EPA Adopts New SDWA Enforcement Strategy

Dec. 11, 2009
Agency plans to crack down on SDWA violators

Under a new Safe Drinking Water Act (SDWA) enforcement strategy, the U.S. Environmental Protection Agency (EPA) in 2010 will begin focusing its attention on returning water systems with serious and recurring violations to compliance instead of acting on a contaminant-by-contaminant compliance basis.

As detailed in a memo to regional administrators, EPA's Office of Enforcement and Compliance asserts the new approach "will bring the systems with the most significant violations to the top of the list for enforcement action in states, territories and in federal Indian country, so that we can return those systems to compliance as quickly as possible. As we work to protect the public's access to clean and safe drinking water, we need to be especially vigilant about noncompliance that has the potential to affect children, such as violations at schools and day care centers."

The Office of Enforcement and Compliance Assurance developed the new strategy in cooperation with the Association of State Drinking Water Administrators, EPA regions and the EPA Office of Water. The strategy will be evaluated throughout 2010 for opportunities for improvements.
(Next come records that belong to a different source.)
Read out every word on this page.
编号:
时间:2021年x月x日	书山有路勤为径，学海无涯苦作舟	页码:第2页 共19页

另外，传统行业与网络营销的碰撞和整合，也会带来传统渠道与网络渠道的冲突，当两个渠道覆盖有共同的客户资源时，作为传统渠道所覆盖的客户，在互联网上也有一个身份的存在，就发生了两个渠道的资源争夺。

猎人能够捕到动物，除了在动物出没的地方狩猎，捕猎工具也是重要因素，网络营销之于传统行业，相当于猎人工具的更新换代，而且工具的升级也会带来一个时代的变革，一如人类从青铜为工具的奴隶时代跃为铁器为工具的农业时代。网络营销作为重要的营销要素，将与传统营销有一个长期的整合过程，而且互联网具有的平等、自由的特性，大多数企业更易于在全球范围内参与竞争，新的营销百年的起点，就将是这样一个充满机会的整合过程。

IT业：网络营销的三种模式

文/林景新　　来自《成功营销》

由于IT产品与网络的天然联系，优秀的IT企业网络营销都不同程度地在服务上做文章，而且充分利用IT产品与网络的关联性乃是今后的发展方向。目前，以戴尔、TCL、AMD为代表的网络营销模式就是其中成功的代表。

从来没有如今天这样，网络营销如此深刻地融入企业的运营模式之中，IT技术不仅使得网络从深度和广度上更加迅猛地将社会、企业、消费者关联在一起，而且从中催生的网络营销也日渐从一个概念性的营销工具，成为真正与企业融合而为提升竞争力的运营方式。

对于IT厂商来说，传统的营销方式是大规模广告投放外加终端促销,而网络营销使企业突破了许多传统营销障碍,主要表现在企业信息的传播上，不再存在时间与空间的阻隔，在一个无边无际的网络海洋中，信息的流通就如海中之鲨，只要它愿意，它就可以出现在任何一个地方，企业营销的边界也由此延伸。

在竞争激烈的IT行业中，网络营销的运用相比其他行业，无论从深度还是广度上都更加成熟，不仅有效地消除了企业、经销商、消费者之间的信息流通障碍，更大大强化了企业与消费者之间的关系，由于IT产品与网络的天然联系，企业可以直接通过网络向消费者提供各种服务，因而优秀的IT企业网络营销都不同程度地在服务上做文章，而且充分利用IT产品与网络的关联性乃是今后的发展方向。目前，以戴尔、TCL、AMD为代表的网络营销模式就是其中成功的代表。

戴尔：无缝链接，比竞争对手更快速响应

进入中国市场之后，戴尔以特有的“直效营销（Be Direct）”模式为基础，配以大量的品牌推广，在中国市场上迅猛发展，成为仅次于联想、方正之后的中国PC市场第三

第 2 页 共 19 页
The agency said the new strategy aims to:
• Align SDWA violations within a prioritization that is more protective of public health;
• View public water system compliance status comprehensively;
• Ensure that both EPA and states act on and resolve drinking water violations;
• Recognize the validity of informal enforcement response efforts while ensuring that, if these efforts have proven ineffective, enforceable and timely action is taken;
• Ensure that EPA and states escalate enforcement efforts based on the prioritization approach; and
• Increase the effectiveness of state and federal enforcement targeting efforts by providing a "tool" that calculates comprehensive noncompliance status for all systems and identifies those systems not meeting national expectations as set by EPA.